No sólo es largo el camino hasta Tipperary. Igual de larga, de hecho, es la vía que lleva a ser miembro de pleno derecho. Cuando yo era un jovencísimo ex-tenista de 26 años, El Giorno tuvo la amabilidad de enviarme a aprender el oficio a Fleet Street; fui invitado a jugar en estas pistas que ya habían albergado mi gesta nada inolvidable durante el torneo. Jugué, no muy mal para un tenista de club y después pregunté si podía rellenar un formulario para la admisión.

Recuerdo aún el silencio que siguió a semejante planteamiento, incauto e incluso ultrajante. Para reponerme intenté evocar la imagen de Oscar Wilde, de George Bernard Shaw, y de Noel Coward. Pensé en sus extraordinarias meteduras de pata, en su caso voluntarias, benditos sean. El más benévolo de los presentes me hizo notar que la lista de espera podía durar años y años. En algún caso, una vida.

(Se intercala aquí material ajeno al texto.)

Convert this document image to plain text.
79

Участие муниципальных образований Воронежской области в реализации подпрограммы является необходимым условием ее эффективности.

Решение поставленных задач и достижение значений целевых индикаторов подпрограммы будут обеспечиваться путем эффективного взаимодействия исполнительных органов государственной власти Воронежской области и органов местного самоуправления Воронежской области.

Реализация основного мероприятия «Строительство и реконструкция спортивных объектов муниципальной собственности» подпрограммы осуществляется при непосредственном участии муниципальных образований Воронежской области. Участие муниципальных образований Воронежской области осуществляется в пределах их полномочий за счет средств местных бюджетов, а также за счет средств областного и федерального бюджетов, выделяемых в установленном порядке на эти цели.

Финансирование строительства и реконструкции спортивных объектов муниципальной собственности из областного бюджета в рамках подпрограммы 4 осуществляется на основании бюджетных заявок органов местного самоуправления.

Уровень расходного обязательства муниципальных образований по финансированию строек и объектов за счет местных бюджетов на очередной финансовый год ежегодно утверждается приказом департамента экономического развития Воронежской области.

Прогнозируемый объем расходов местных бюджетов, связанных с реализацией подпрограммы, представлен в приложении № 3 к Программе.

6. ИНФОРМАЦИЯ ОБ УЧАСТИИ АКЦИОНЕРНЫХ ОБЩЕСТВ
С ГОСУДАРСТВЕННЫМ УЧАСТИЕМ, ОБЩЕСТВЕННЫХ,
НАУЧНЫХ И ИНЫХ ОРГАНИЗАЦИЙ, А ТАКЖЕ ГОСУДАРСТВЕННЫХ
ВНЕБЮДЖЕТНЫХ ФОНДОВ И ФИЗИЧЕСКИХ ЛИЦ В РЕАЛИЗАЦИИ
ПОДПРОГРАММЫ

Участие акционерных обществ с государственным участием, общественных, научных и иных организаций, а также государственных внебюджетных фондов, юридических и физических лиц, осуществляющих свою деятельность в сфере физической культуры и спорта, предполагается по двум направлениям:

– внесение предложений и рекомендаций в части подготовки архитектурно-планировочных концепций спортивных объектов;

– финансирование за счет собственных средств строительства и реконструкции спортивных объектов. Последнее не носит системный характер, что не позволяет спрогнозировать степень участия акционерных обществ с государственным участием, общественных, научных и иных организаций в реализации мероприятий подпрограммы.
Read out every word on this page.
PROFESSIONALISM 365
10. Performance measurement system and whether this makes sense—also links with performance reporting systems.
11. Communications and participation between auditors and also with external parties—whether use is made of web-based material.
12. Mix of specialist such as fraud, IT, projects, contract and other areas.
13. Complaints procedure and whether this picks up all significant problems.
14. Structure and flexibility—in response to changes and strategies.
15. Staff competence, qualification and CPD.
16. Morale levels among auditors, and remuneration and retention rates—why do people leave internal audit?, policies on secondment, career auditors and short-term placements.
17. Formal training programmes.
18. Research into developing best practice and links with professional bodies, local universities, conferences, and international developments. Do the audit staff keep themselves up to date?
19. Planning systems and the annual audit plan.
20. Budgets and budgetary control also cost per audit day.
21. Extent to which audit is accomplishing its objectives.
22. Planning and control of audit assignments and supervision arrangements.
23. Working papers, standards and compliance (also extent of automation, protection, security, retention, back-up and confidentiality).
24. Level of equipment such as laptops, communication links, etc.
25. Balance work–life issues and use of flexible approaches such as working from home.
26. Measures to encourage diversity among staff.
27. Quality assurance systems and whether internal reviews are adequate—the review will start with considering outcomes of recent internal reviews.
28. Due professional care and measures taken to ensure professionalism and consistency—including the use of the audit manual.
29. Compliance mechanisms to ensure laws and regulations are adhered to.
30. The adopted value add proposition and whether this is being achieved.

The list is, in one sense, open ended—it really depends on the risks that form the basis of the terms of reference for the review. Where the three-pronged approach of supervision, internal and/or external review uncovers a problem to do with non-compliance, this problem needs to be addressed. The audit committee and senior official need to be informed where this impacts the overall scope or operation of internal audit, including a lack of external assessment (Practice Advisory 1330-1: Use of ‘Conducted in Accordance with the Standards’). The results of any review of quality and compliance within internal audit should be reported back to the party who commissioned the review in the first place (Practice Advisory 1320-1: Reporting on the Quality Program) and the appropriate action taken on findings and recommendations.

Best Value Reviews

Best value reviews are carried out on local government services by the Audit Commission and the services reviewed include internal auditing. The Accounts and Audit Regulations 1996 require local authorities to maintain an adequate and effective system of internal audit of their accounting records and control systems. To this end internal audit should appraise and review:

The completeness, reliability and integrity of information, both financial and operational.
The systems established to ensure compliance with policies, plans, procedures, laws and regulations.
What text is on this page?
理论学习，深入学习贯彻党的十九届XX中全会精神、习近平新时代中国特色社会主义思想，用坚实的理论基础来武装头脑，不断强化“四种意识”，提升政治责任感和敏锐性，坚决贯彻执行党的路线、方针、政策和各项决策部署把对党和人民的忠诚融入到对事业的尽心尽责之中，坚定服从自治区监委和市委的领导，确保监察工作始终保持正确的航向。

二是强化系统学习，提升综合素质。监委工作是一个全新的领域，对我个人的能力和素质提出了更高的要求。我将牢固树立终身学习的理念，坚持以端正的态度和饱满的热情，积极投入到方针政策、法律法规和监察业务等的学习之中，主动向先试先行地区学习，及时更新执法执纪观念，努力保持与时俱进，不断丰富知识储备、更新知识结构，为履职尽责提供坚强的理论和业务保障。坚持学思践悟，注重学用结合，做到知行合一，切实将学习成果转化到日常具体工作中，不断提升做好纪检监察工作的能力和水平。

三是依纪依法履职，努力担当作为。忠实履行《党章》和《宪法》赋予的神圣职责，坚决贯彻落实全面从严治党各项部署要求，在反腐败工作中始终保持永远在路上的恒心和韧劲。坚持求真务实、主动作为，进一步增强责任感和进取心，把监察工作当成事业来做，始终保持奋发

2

Mientras salíamos del Club en coche, mi anfitrión, un tenista inglés de Copa Davis, pero también de noble cuna, me contó una anécdota instructiva: érase una vez, en Londres, un marajá dueño de un gran estado hindú, el doble que Escocia. Vivía en una suntuosa mansión perteneciente a un Lord, y agasajaba con frecuencia con una abundancia de medios subrayada por su vajilla de plata y su cubertería de oro. Gran apasionado del tenis (en su reino había tenido un territorio muy amplio con pistas) comenzó a frecuentar el All England Club gracias a las invitaciones de los socios. Dado que jugaba pasablemente, los dirigentes decidieron que tenía alguna de las cualidades necesarias para ser un buen acomodador, en uno de aquellos catecúmenos, de aquellos miembros a prueba, de los que hablaba antes. Y así el Marajá empezó a ofrecer todos los años sus modestos servicios de colaborador, guió a turistas, suplicó a los campistas que no ensuciasen la calle, llamó al orden a los jovenzuelos que saltaban la tapia. Y todo ello con los modales exquisitos de un soberano privado de su soberanía, pero no de su delicadeza de trato.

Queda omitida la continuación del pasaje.